My colleague edited with me for 14 years and still wouldn’t call herself an editor. I, myself, found I was saying “Why are editors asking my opinion?” Our mentor had to shake us and say “You are now senior editors!” After all those years, we still didn’t feel legit. We still felt like imposters.
The editor is, by and large, a shy and reserved specimen, content to stay in the background, toiling away namelessly while the cover art and font get praised in the front matter. But that doesn’t mean you don’t deserve to feel legitimate! You are not an imposter. Let’s rid you of that idea now.
Actions that Fight Imposter Syndrome
The more you do these actions, the less you will feel like an imposter. Of course, actually doing the thing itself is key.
- Maintain your resume—keep a list of projects.
- Take training.
- Save praise from writers, clients, and bosses.
- Save someone’s bacon.
- Start a study group in which you work through editing examples.
- Exchange work with a colleague and give feedback to each other.
- Look in the mirror every day and say “I am an [editor].”
- Pass an editing test.
- Get repeat work from a client.
- Start a #winjar. Put notes on all these points inside.

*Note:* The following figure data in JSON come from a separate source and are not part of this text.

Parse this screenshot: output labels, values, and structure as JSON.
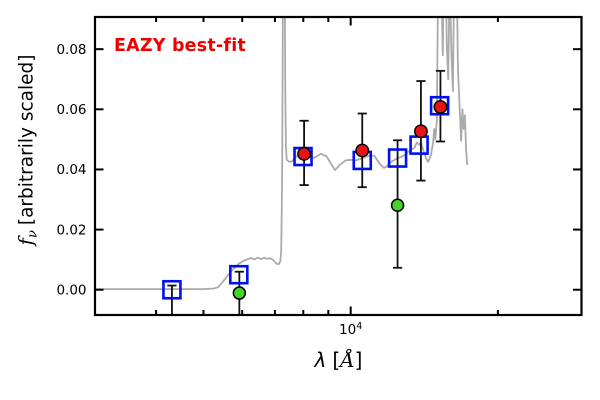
{
  "annotation": {
    "text": "EAZY best-fit"
  },
  "chart_data": {
    "type": "line+scatter",
    "x_scale": "log",
    "xlim": [
      3000,
      29650
    ],
    "ylim": [
      -0.0084,
      0.0907
    ],
    "xlabel": {
      "symbol": "λ",
      "open": "[",
      "unit": "Å",
      "close": "]"
    },
    "ylabel": {
      "symbol": "f",
      "subscript": "ν",
      "rest": "[arbitrarily scaled]"
    },
    "x_axis": {
      "major_tick_value": 10000,
      "major_label_base": "10",
      "major_label_exponent": "4",
      "minor_ticks": [
        4000,
        5000,
        6000,
        7000,
        8000,
        9000,
        20000
      ]
    },
    "y_axis": {
      "ticks": [
        {
          "value": 0.0,
          "label": "0.00"
        },
        {
          "value": 0.02,
          "label": "0.02"
        },
        {
          "value": 0.04,
          "label": "0.04"
        },
        {
          "value": 0.06,
          "label": "0.06"
        },
        {
          "value": 0.08,
          "label": "0.08"
        }
      ]
    },
    "colors": {
      "spectrum": "#aaaaaa",
      "model_square": "#0011ee",
      "observed_red": "#e81414",
      "observed_green": "#43d32a",
      "errorbar": "#111111",
      "frame": "#000000",
      "annotation": "#ee0000"
    },
    "series": {
      "model_spectrum": {
        "marker": "line",
        "points": [
          [
            3000,
            0.0002
          ],
          [
            3500,
            0.0002
          ],
          [
            4000,
            0.0002
          ],
          [
            4500,
            0.0002
          ],
          [
            5000,
            0.0002
          ],
          [
            5250,
            0.0004
          ],
          [
            5355,
            0.0008
          ],
          [
            5500,
            0.003
          ],
          [
            5700,
            0.0062
          ],
          [
            5900,
            0.0086
          ],
          [
            6050,
            0.0097
          ],
          [
            6165,
            0.0102
          ],
          [
            6250,
            0.0106
          ],
          [
            6350,
            0.0101
          ],
          [
            6450,
            0.0107
          ],
          [
            6550,
            0.0102
          ],
          [
            6650,
            0.0106
          ],
          [
            6750,
            0.0103
          ],
          [
            6850,
            0.0105
          ],
          [
            6950,
            0.0098
          ],
          [
            7050,
            0.0087
          ],
          [
            7130,
            0.0085
          ],
          [
            7180,
            0.0095
          ],
          [
            7210,
            0.013
          ],
          [
            7230,
            0.028
          ],
          [
            7245,
            0.042
          ],
          [
            7260,
            0.08
          ],
          [
            7280,
            0.13
          ],
          [
            7320,
            0.13
          ],
          [
            7345,
            0.07
          ],
          [
            7370,
            0.048
          ],
          [
            7400,
            0.0432
          ],
          [
            7500,
            0.0425
          ],
          [
            7600,
            0.0428
          ],
          [
            7700,
            0.044
          ],
          [
            7830,
            0.0448
          ],
          [
            8000,
            0.045
          ],
          [
            8150,
            0.0452
          ],
          [
            8330,
            0.0437
          ],
          [
            8450,
            0.044
          ],
          [
            8690,
            0.0452
          ],
          [
            8930,
            0.0443
          ],
          [
            9100,
            0.042
          ],
          [
            9290,
            0.0398
          ],
          [
            9500,
            0.0415
          ],
          [
            9760,
            0.043
          ],
          [
            10000,
            0.0432
          ],
          [
            10230,
            0.043
          ],
          [
            10500,
            0.0435
          ],
          [
            10720,
            0.0442
          ],
          [
            11000,
            0.0447
          ],
          [
            11180,
            0.0445
          ],
          [
            11450,
            0.042
          ],
          [
            11700,
            0.0405
          ],
          [
            11900,
            0.0412
          ],
          [
            12100,
            0.0425
          ],
          [
            12440,
            0.0437
          ],
          [
            12700,
            0.0442
          ],
          [
            12900,
            0.0448
          ],
          [
            13090,
            0.0458
          ],
          [
            13300,
            0.0465
          ],
          [
            13500,
            0.0472
          ],
          [
            13660,
            0.049
          ],
          [
            13800,
            0.0482
          ],
          [
            13920,
            0.049
          ],
          [
            14100,
            0.046
          ],
          [
            14250,
            0.0438
          ],
          [
            14400,
            0.0425
          ],
          [
            14600,
            0.045
          ],
          [
            14740,
            0.049
          ],
          [
            14820,
            0.0535
          ],
          [
            14900,
            0.05
          ],
          [
            15000,
            0.056
          ],
          [
            15080,
            0.095
          ],
          [
            15150,
            0.13
          ],
          [
            15280,
            0.13
          ],
          [
            15360,
            0.095
          ],
          [
            15430,
            0.078
          ],
          [
            15500,
            0.108
          ],
          [
            15610,
            0.13
          ],
          [
            15720,
            0.082
          ],
          [
            15830,
            0.07
          ],
          [
            15940,
            0.105
          ],
          [
            16060,
            0.08
          ],
          [
            16180,
            0.066
          ],
          [
            16300,
            0.112
          ],
          [
            16440,
            0.118
          ],
          [
            16570,
            0.074
          ],
          [
            16700,
            0.061
          ],
          [
            16820,
            0.0495
          ],
          [
            16920,
            0.06
          ],
          [
            17020,
            0.0535
          ],
          [
            17120,
            0.058
          ],
          [
            17220,
            0.0465
          ],
          [
            17320,
            0.0415
          ]
        ]
      },
      "model_photometry": {
        "marker": "open-square",
        "points": [
          [
            4310,
            0.0
          ],
          [
            5905,
            0.005
          ],
          [
            7990,
            0.0443
          ],
          [
            10560,
            0.043
          ],
          [
            12470,
            0.0438
          ],
          [
            13800,
            0.0481
          ],
          [
            15200,
            0.0612
          ]
        ]
      },
      "observed_red": {
        "marker": "filled-circle",
        "points": [
          {
            "lambda": 8030,
            "flux": 0.0452,
            "upper": 0.0562,
            "lower": 0.0348
          },
          {
            "lambda": 10560,
            "flux": 0.0463,
            "upper": 0.0586,
            "lower": 0.0341
          },
          {
            "lambda": 13920,
            "flux": 0.0527,
            "upper": 0.0694,
            "lower": 0.0363
          },
          {
            "lambda": 15260,
            "flux": 0.0608,
            "upper": 0.0728,
            "lower": 0.0493
          }
        ]
      },
      "observed_green": {
        "marker": "filled-circle",
        "points": [
          {
            "lambda": 5920,
            "flux": -0.0011,
            "upper": 0.006,
            "lower": -0.009,
            "lower_clipped": true
          },
          {
            "lambda": 12470,
            "flux": 0.0281,
            "upper": 0.0497,
            "lower": 0.0073
          }
        ]
      },
      "errorbar_only": {
        "points": [
          {
            "lambda": 4310,
            "upper": 0.0014,
            "lower": -0.009,
            "lower_clipped": true
          }
        ]
      }
    }
  }
}
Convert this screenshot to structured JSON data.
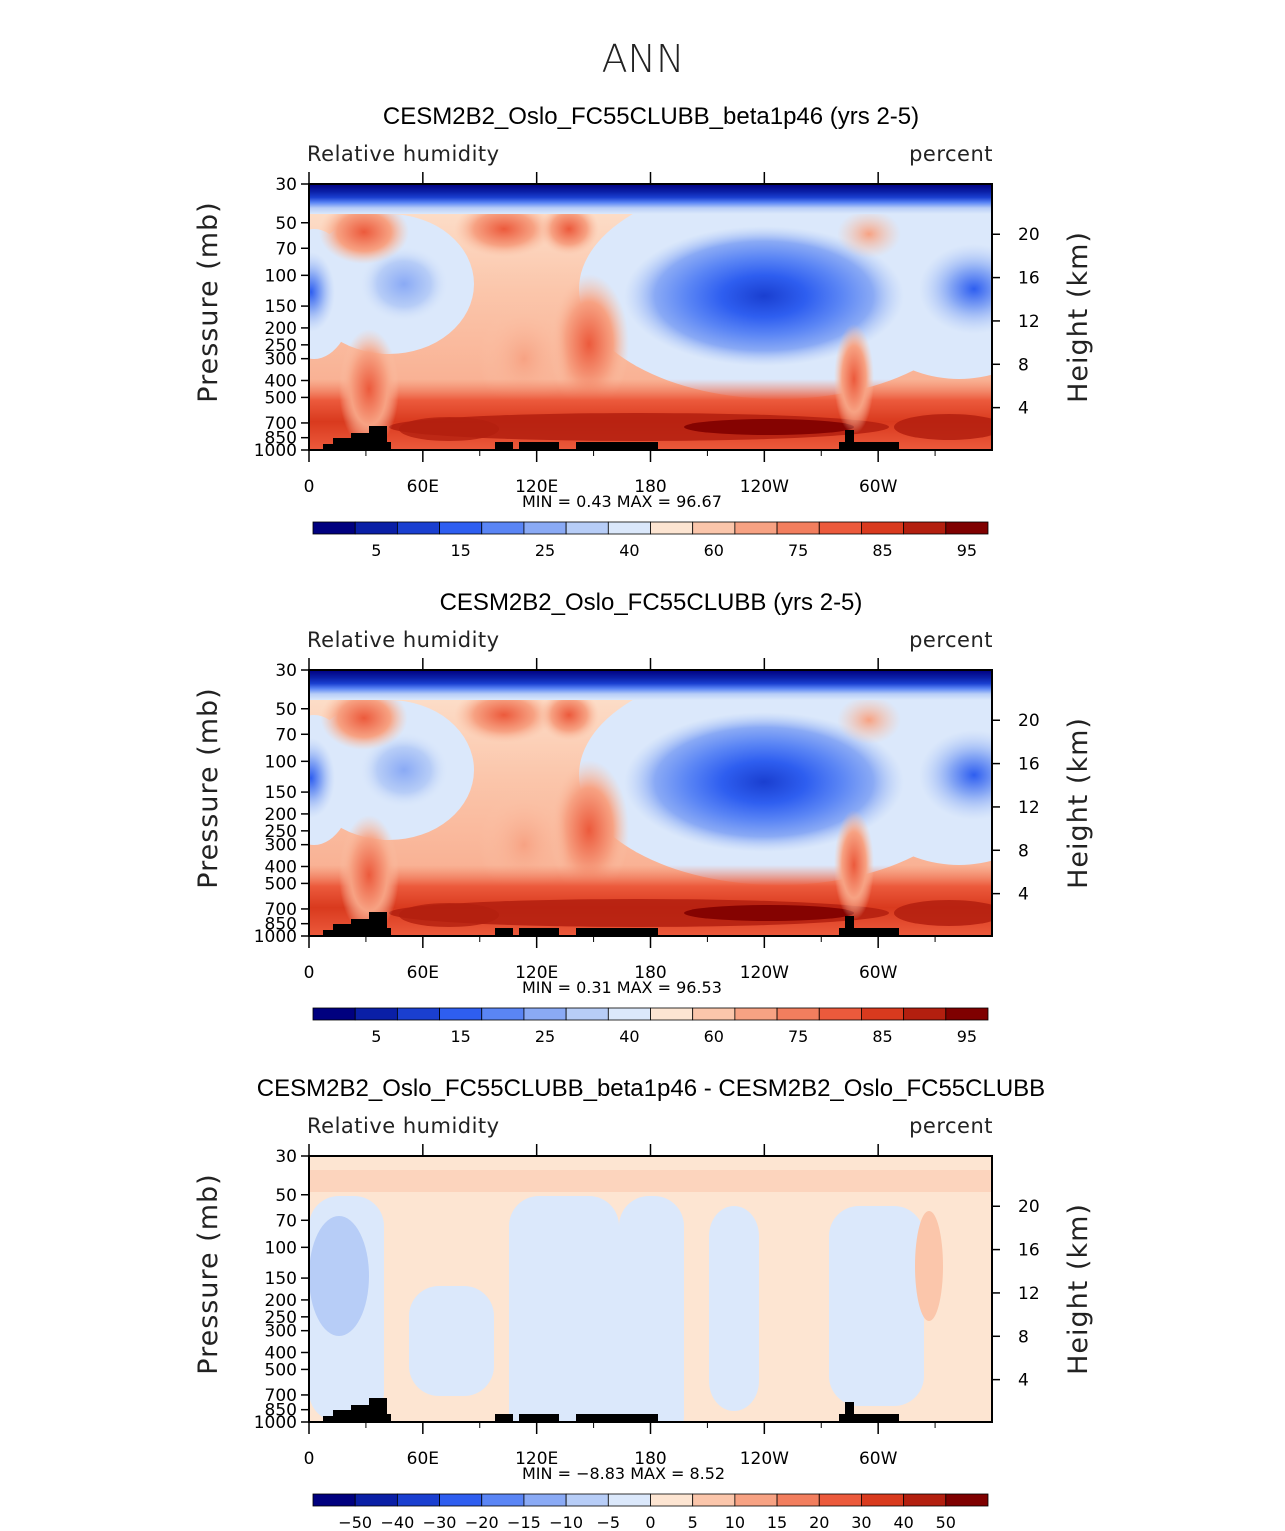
{
  "figure": {
    "title": "ANN"
  },
  "chart_data": [
    {
      "type": "heatmap",
      "title": "CESM2B2_Oslo_FC55CLUBB_beta1p46 (yrs 2-5)",
      "left_label": "Relative humidity",
      "right_label": "percent",
      "ylabel": "Pressure (mb)",
      "ylabel_right": "Height (km)",
      "x_ticks": [
        "0",
        "60E",
        "120E",
        "180",
        "120W",
        "60W"
      ],
      "y_ticks": [
        "30",
        "50",
        "70",
        "100",
        "150",
        "200",
        "250",
        "300",
        "400",
        "500",
        "700",
        "850",
        "1000"
      ],
      "y_ticks_right": [
        "20",
        "16",
        "12",
        "8",
        "4"
      ],
      "stats": {
        "min_label": "MIN =",
        "min": "0.43",
        "max_label": "MAX =",
        "max": "96.67"
      },
      "colorbar": {
        "labels": [
          "5",
          "15",
          "25",
          "40",
          "60",
          "75",
          "85",
          "95"
        ],
        "colors": [
          "#00007f",
          "#0a1fa6",
          "#1a3fd0",
          "#2e5ef0",
          "#5a85f5",
          "#8aaaf5",
          "#b7cdf7",
          "#dbe8fb",
          "#fde5d2",
          "#fbc6ab",
          "#f7a283",
          "#f27e5e",
          "#ec5a3c",
          "#d93a1e",
          "#b31f0f",
          "#7f0000"
        ]
      },
      "grid": false
    },
    {
      "type": "heatmap",
      "title": "CESM2B2_Oslo_FC55CLUBB (yrs 2-5)",
      "left_label": "Relative humidity",
      "right_label": "percent",
      "ylabel": "Pressure (mb)",
      "ylabel_right": "Height (km)",
      "x_ticks": [
        "0",
        "60E",
        "120E",
        "180",
        "120W",
        "60W"
      ],
      "y_ticks": [
        "30",
        "50",
        "70",
        "100",
        "150",
        "200",
        "250",
        "300",
        "400",
        "500",
        "700",
        "850",
        "1000"
      ],
      "y_ticks_right": [
        "20",
        "16",
        "12",
        "8",
        "4"
      ],
      "stats": {
        "min_label": "MIN =",
        "min": "0.31",
        "max_label": "MAX =",
        "max": "96.53"
      },
      "colorbar": {
        "labels": [
          "5",
          "15",
          "25",
          "40",
          "60",
          "75",
          "85",
          "95"
        ],
        "colors": [
          "#00007f",
          "#0a1fa6",
          "#1a3fd0",
          "#2e5ef0",
          "#5a85f5",
          "#8aaaf5",
          "#b7cdf7",
          "#dbe8fb",
          "#fde5d2",
          "#fbc6ab",
          "#f7a283",
          "#f27e5e",
          "#ec5a3c",
          "#d93a1e",
          "#b31f0f",
          "#7f0000"
        ]
      },
      "grid": false
    },
    {
      "type": "heatmap",
      "title": "CESM2B2_Oslo_FC55CLUBB_beta1p46 - CESM2B2_Oslo_FC55CLUBB",
      "left_label": "Relative humidity",
      "right_label": "percent",
      "ylabel": "Pressure (mb)",
      "ylabel_right": "Height (km)",
      "x_ticks": [
        "0",
        "60E",
        "120E",
        "180",
        "120W",
        "60W"
      ],
      "y_ticks": [
        "30",
        "50",
        "70",
        "100",
        "150",
        "200",
        "250",
        "300",
        "400",
        "500",
        "700",
        "850",
        "1000"
      ],
      "y_ticks_right": [
        "20",
        "16",
        "12",
        "8",
        "4"
      ],
      "stats": {
        "min_label": "MIN =",
        "min": "−8.83",
        "max_label": "MAX =",
        "max": "8.52"
      },
      "colorbar": {
        "labels": [
          "−50",
          "−40",
          "−30",
          "−20",
          "−15",
          "−10",
          "−5",
          "0",
          "5",
          "10",
          "15",
          "20",
          "30",
          "40",
          "50"
        ],
        "colors": [
          "#00007f",
          "#0a1fa6",
          "#1a3fd0",
          "#2e5ef0",
          "#5a85f5",
          "#8aaaf5",
          "#b7cdf7",
          "#dbe8fb",
          "#fde5d2",
          "#fbc6ab",
          "#f7a283",
          "#f27e5e",
          "#ec5a3c",
          "#d93a1e",
          "#b31f0f",
          "#7f0000"
        ]
      },
      "grid": false
    }
  ]
}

The win jar is an amazing thing. Watching it grow feels great. Reading them at the end of the year has made New Year’s Eve a heart-warming time. Checking in with colleagues is really helpful any time. Attend a professional meeting, peruse the online professional forums, go to a conference. When you look at editors you respect and start to recognize yourself in them, the imposter syndrome will lose hold.
Sometimes I still feel like an imposter, 20 years in now—when I edit in a field or product outside my specialty, for example. It’s an ongoing process. We’ll get there.